Head Chef Charlotte Vincent brings her unique take on modern British dishes, which are influenced by Scandinavian and French cuisines, to the tables of Restaurant Meudon.

Words by Hannah Tapping


Crispy Oysters with Seaweed Mayonnaise and Beef Tartare

Serves 4


For the oysters:

Oysters (native)

500g plain flour

30g baking powder

500ml soda water

500ml ale or beer

1ltr sunflower oil

For the mayonnaise:

Good quality mayonnaise

Seaweed salad (dried)

Dijon mustard

Cornish rock salt

1 lemon

For the beef tartare:

300g beef fillet (really fresh)

1 teaspoon of Dijon mustard

1 teaspoon of Tabasco

Salt and pepper

20g chopped chives

1 shallot

1 dessert spoon soy sauce

1 dessert spoon sesame oil


Gently steam the oysters. Pop them open and reserve them in the deepest part of the shell. Combine all the dry goods in a bowl and then mix in the wet ingredients, whisking well. Season and allow to sit for an hour. Roll the oysters in some reserved flour and set aside. Mix the mayonnaise with the blended seaweed, mustard, rock salt and lemon and stick blend. Once the batter has rested, dip each oyster in the beer batter and gently fry. Drain on a cloth and place in the shell, top with a good dollop of seaweed mustard. For the beef tartare, finely chop the shallot and then cut the beef very small. Mix the mustard with the chives, soy sauce and sesame oil and then add seasoning to taste. Combine the beef, shallots and mustard dressing and serve alongside or under the oyster shell.

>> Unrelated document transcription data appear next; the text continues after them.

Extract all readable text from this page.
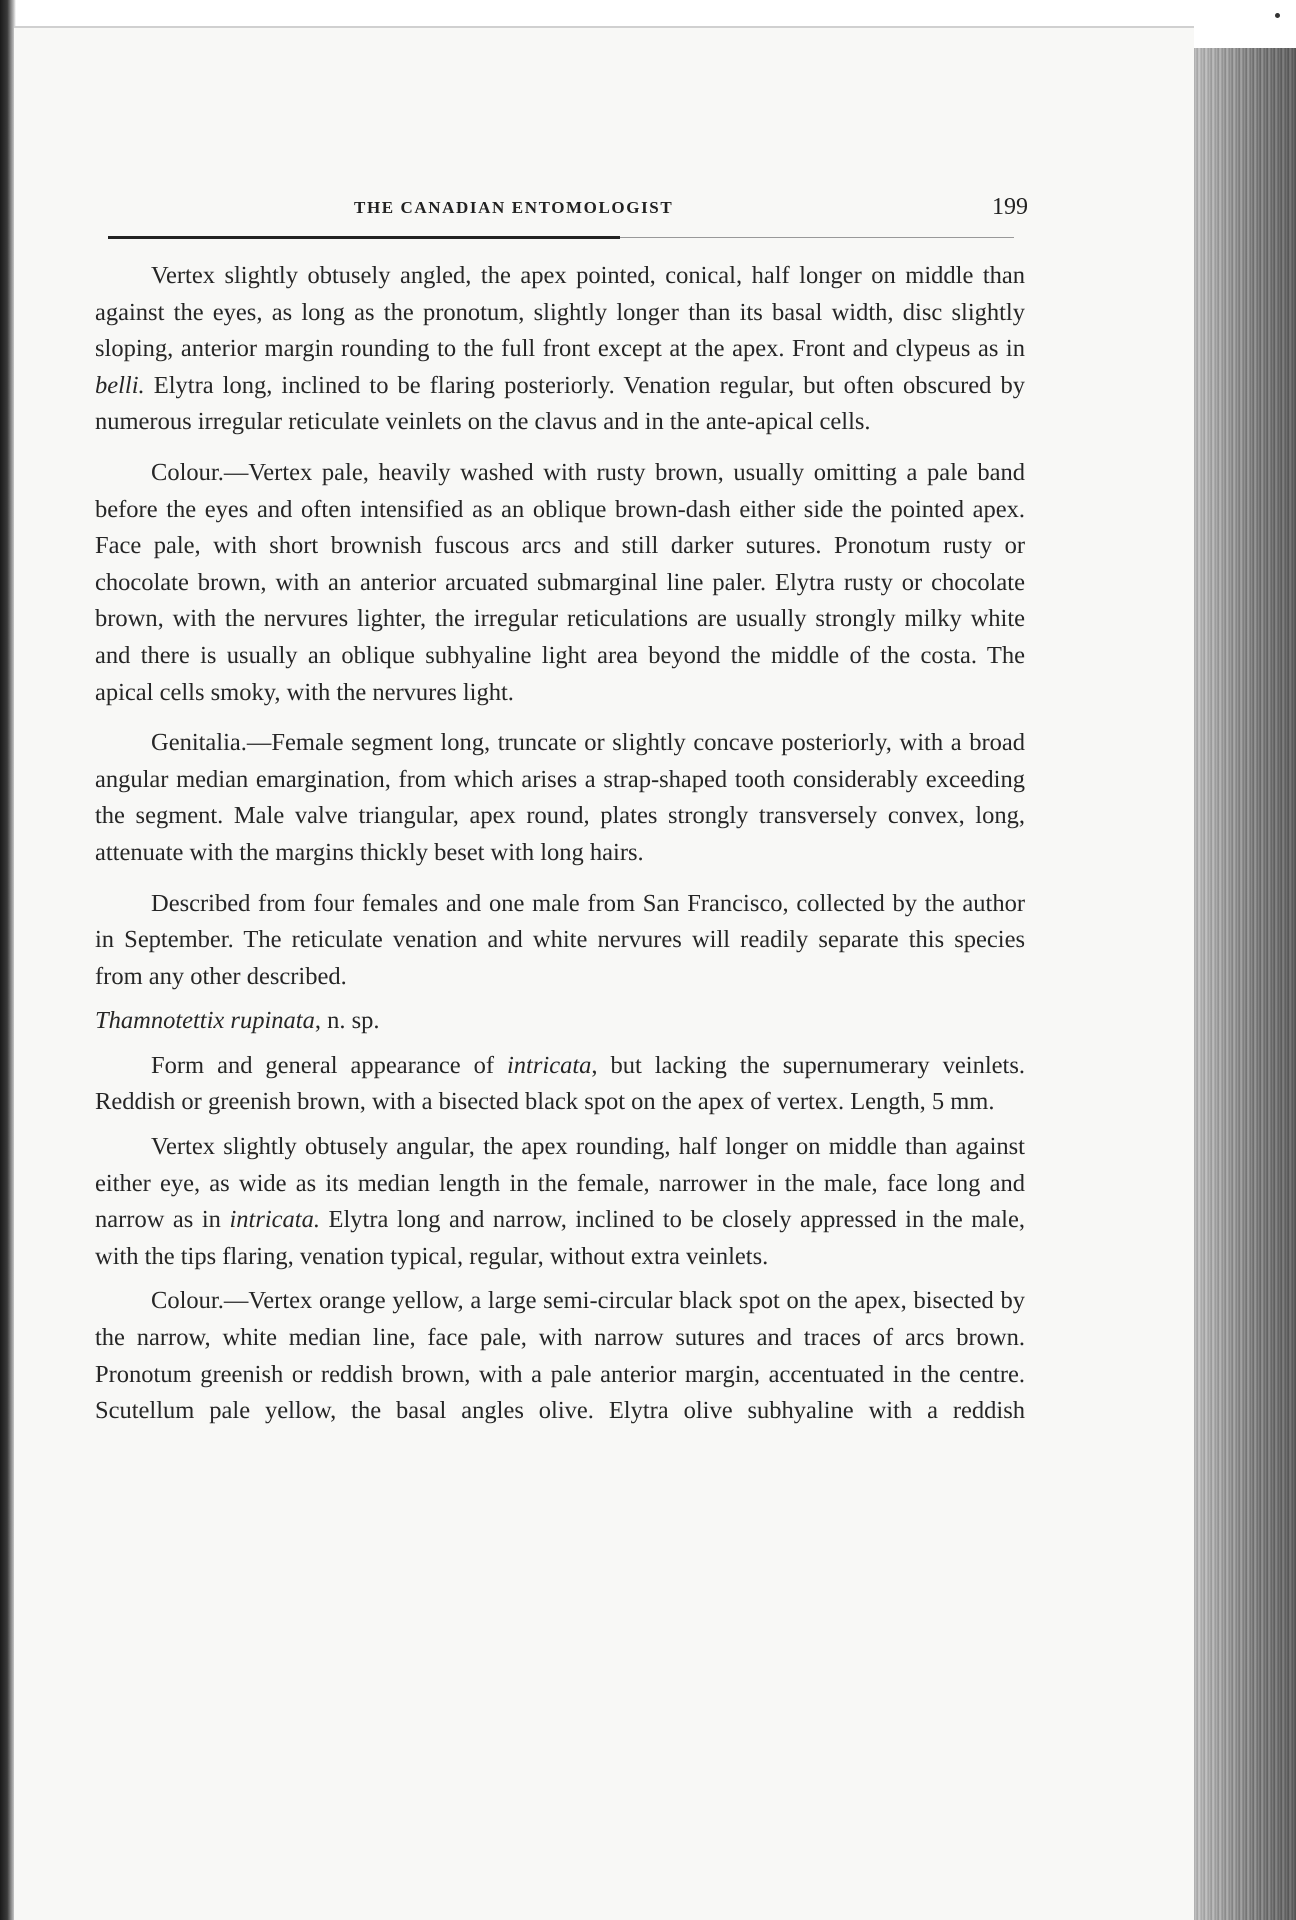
THE CANADIAN ENTOMOLOGIST	199

Vertex slightly obtusely angled, the apex pointed, conical, half longer on middle than against the eyes, as long as the pronotum, slightly longer than its basal width, disc slightly sloping, anterior margin rounding to the full front except at the apex. Front and clypeus as in belli. Elytra long, inclined to be flaring posteriorly. Venation regular, but often obscured by numerous irregular reticulate veinlets on the clavus and in the ante-apical cells.

Colour.—Vertex pale, heavily washed with rusty brown, usually omitting a pale band before the eyes and often intensified as an oblique brown-dash either side the pointed apex. Face pale, with short brownish fuscous arcs and still darker sutures. Pronotum rusty or chocolate brown, with an anterior arcuated submarginal line paler. Elytra rusty or chocolate brown, with the nervures lighter, the irregular reticulations are usually strongly milky white and there is usually an oblique subhyaline light area beyond the middle of the costa. The apical cells smoky, with the nervures light.

Genitalia.—Female segment long, truncate or slightly concave posteriorly, with a broad angular median emargination, from which arises a strap-shaped tooth considerably exceeding the segment. Male valve triangular, apex round, plates strongly transversely convex, long, attenuate with the margins thickly beset with long hairs.

Described from four females and one male from San Francisco, collected by the author in September. The reticulate venation and white nervures will readily separate this species from any other described.

Thamnotettix rupinata, n. sp.

Form and general appearance of intricata, but lacking the supernumerary veinlets. Reddish or greenish brown, with a bisected black spot on the apex of vertex. Length, 5 mm.

Vertex slightly obtusely angular, the apex rounding, half longer on middle than against either eye, as wide as its median length in the female, narrower in the male, face long and narrow as in intricata. Elytra long and narrow, inclined to be closely appressed in the male, with the tips flaring, venation typical, regular, without extra veinlets.

Colour.—Vertex orange yellow, a large semi-circular black spot on the apex, bisected by the narrow, white median line, face pale, with narrow sutures and traces of arcs brown. Pronotum greenish or reddish brown, with a pale anterior margin, accentuated in the centre. Scutellum pale yellow, the basal angles olive. Elytra olive subhyaline with a reddish
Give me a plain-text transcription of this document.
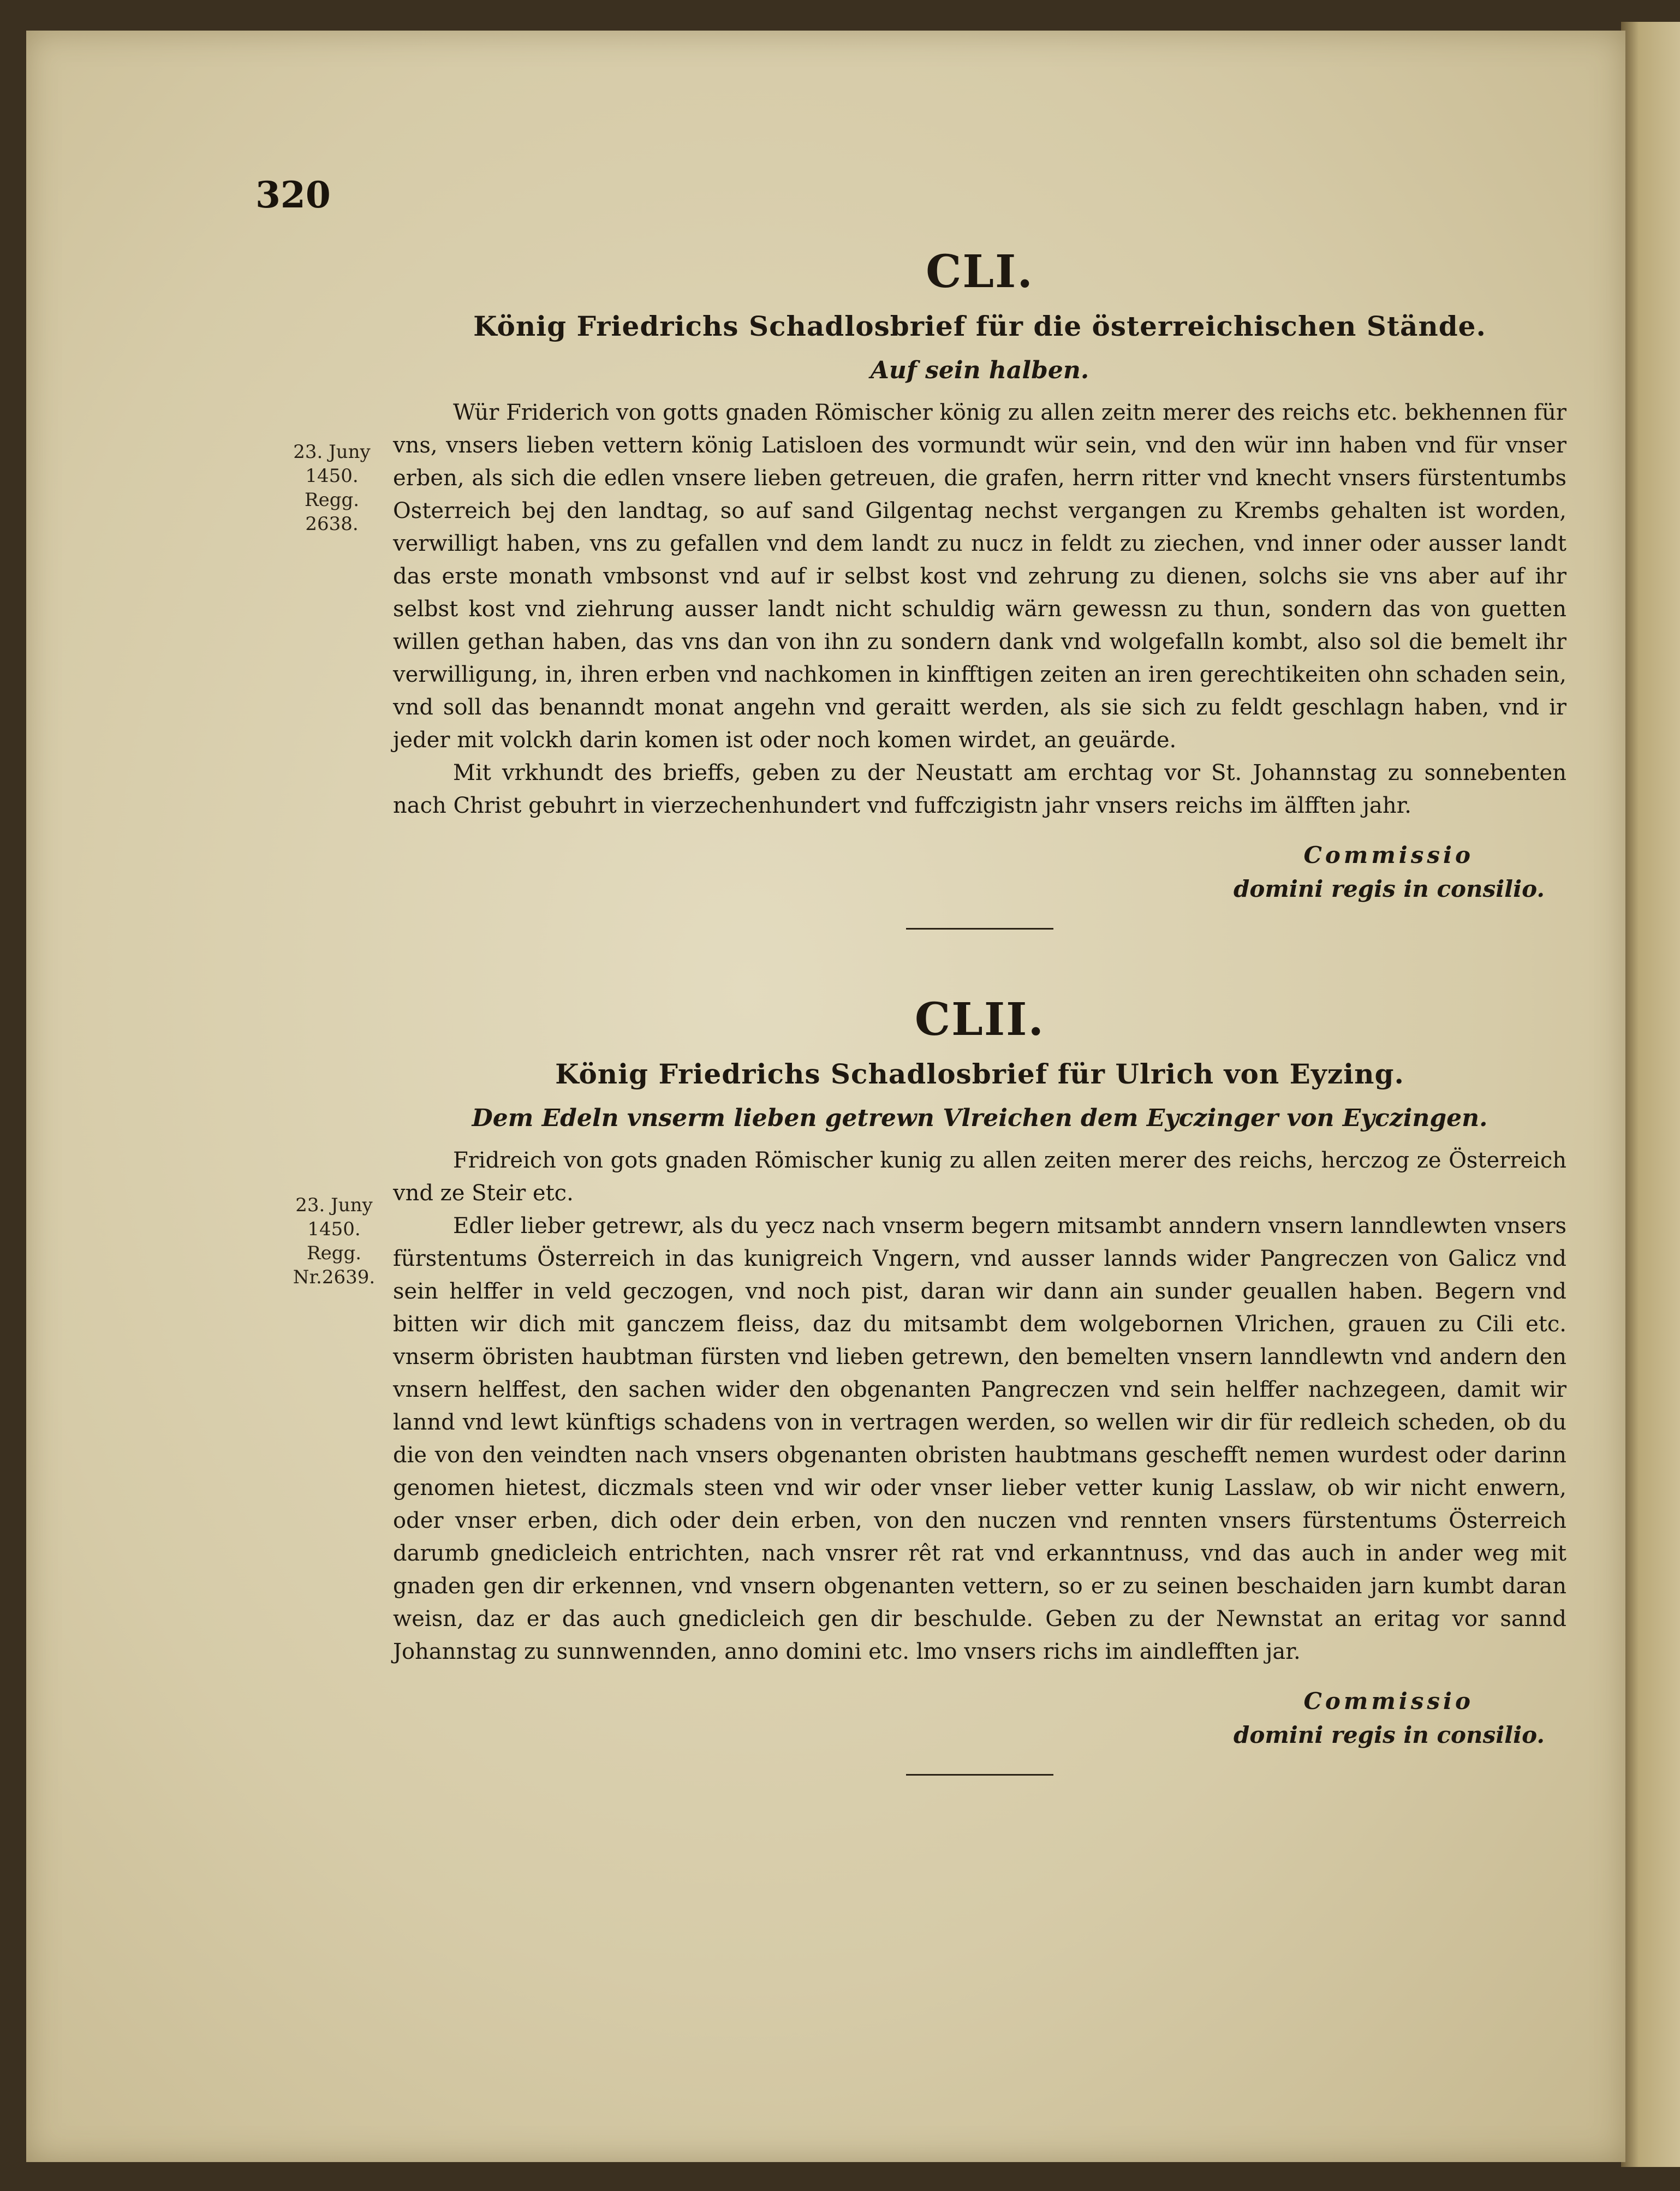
320

23. Juny
1450.
Regg. 2638.
CLI.
König Friedrichs Schadlosbrief für die österreichischen Stände.

Auf sein halben.

Wür Friderich von gotts gnaden Römischer könig zu allen zeitn merer des reichs etc. bekhennen für vns, vnsers lieben vettern könig Latisloen des vormundt wür sein, vnd den wür inn haben vnd für vnser erben, als sich die edlen vnsere lieben getreuen, die grafen, herrn ritter vnd knecht vnsers fürstentumbs Osterreich bej den landtag, so auf sand Gilgentag nechst vergangen zu Krembs gehalten ist worden, verwilligt haben, vns zu gefallen vnd dem landt zu nucz in feldt zu ziechen, vnd inner oder ausser landt das erste monath vmbsonst vnd auf ir selbst kost vnd zehrung zu dienen, solchs sie vns aber auf ihr selbst kost vnd ziehrung ausser landt nicht schuldig wärn gewessn zu thun, sondern das von guetten willen gethan haben, das vns dan von ihn zu sondern dank vnd wolgefalln kombt, also sol die bemelt ihr verwilligung, in, ihren erben vnd nachkomen in kinfftigen zeiten an iren gerechtikeiten ohn schaden sein, vnd soll das benanndt monat angehn vnd geraitt werden, als sie sich zu feldt geschlagn haben, vnd ir jeder mit volckh darin komen ist oder noch komen wirdet, an geuärde.

Mit vrkhundt des brieffs, geben zu der Neustatt am erchtag vor St. Johannstag zu sonnebenten nach Christ gebuhrt in vierzechenhundert vnd fuffczigistn jahr vnsers reichs im älfften jahr.

Commissio
domini regis in consilio.
23. Juny
1450.
Regg. Nr.2639.
CLII.
König Friedrichs Schadlosbrief für Ulrich von Eyzing.

Dem Edeln vnserm lieben getrewn Vlreichen dem Eyczinger von Eyczingen.

Fridreich von gots gnaden Römischer kunig zu allen zeiten merer des reichs, herczog ze Österreich vnd ze Steir etc.

Edler lieber getrewr, als du yecz nach vnserm begern mitsambt anndern vnsern lanndlewten vnsers fürstentums Österreich in das kunigreich Vngern, vnd ausser lannds wider Pangreczen von Galicz vnd sein helffer in veld geczogen, vnd noch pist, daran wir dann ain sunder geuallen haben. Begern vnd bitten wir dich mit ganczem fleiss, daz du mitsambt dem wolgebornen Vlrichen, grauen zu Cili etc. vnserm öbristen haubtman fürsten vnd lieben getrewn, den bemelten vnsern lanndlewtn vnd andern den vnsern helffest, den sachen wider den obgenanten Pangreczen vnd sein helffer nachzegeen, damit wir lannd vnd lewt künftigs schadens von in vertragen werden, so wellen wir dir für redleich scheden, ob du die von den veindten nach vnsers obgenanten obristen haubtmans geschefft nemen wurdest oder darinn genomen hietest, diczmals steen vnd wir oder vnser lieber vetter kunig Lasslaw, ob wir nicht enwern, oder vnser erben, dich oder dein erben, von den nuczen vnd rennten vnsers fürstentums Österreich darumb gnedicleich entrichten, nach vnsrer rêt rat vnd erkanntnuss, vnd das auch in ander weg mit gnaden gen dir erkennen, vnd vnsern obgenanten vettern, so er zu seinen beschaiden jarn kumbt daran weisn, daz er das auch gnedicleich gen dir beschulde. Geben zu der Newnstat an eritag vor sannd Johannstag zu sunnwennden, anno domini etc. lmo vnsers richs im aindlefften jar.

Commissio
domini regis in consilio.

Scallops, Apples and Buttermilk

Serves 2


6 Cornish scallops in shell or out of shell (king)

300g buttermilk

Juice of 1 lime

2 Granny Smith apples, peeled and sliced to the desired size

2 cucumbers

Micro herbs

Dashi powder

Flat leaf parsley

Cold-pressed rapeseed oil


Remove the scallops from their shells, clean off the roe and trim before sitting them on a cloth ready for frying. Gently heat the dashi with 150ml of water, cool, heat again with 150ml of white wine, cool one more time, add the buttermilk and set aside for serving. Bring some salted water to the boil in a pan. Have a cloth at the ready. Blanch the flat leaf parsley in the hot water for a minute, remove and drain on the cloth. Once drained, blitz in a blender with the rapeseed oil until smooth and pass through a sieve. Transfer to a bottle to use when plating. Peel the cucumbers, using the peeler to make ribbons and roll each one ready for serving. Do the same with the apple but cut it into desired shapes for serving. Place a non-stick pan on the heat and add lemon juice to the buttermilk mixture, taste (it should be acidic and smooth with salty undertones). Fry the scallops, the biggest side down first until the right colour is reached (golden brown hues). Flip and fry the other side then add 100g of butter and a squeeze of lime to finish.

Assemble on the plate. Season, taste, and season again if required.


Chocolate Mascarpone Parfait

Serves 4


For the parfait:

330g chocolate (good quality)

150g castor sugar

90g egg yolk

290g double cream (UHT)

320g cold double cream

40g gelatine or vegetarian gelling agent

150g mascarpone

1 teaspoon vanilla paste

Silicone moulds of your choice

For the mirror glaze:

330g dark chocolate

150g glucose syrup

150g gelatine

190g nappage

235g condensed milk

80g sugar

190ml water


For the parfait:

First, bloom the gelatine in water. Then make a crème anglaise by gently heating the sugar, cream (UHT) and vanilla paste in a pan. Place the chocolate and bloomed gelatine in a tall jug. When the custard reaches 84°C whisk in the egg yolk, then pass through a sieve to remove any lumps. Pour immediately over the chocolate and stick blend until smooth. Add the mascarpone and blend again. Whip the cold double cream to soft peaks and then fold into the chocolate mixture. Place into the desired moulds and leave to set in the freezer for 8-12 hours.

For the mirror glaze:

Bring the glucose syrup, sugar, and water to the boil, remove from the heat and allow to sit for a while. Bloom the gelatine. In a tall jug, place the chocolate, condensed milk and nappage. Pour over the chocolate and stick blend before adding the gelatine and blending again. When the glaze has cooled to 45°C pour over the frozen dessert and serve.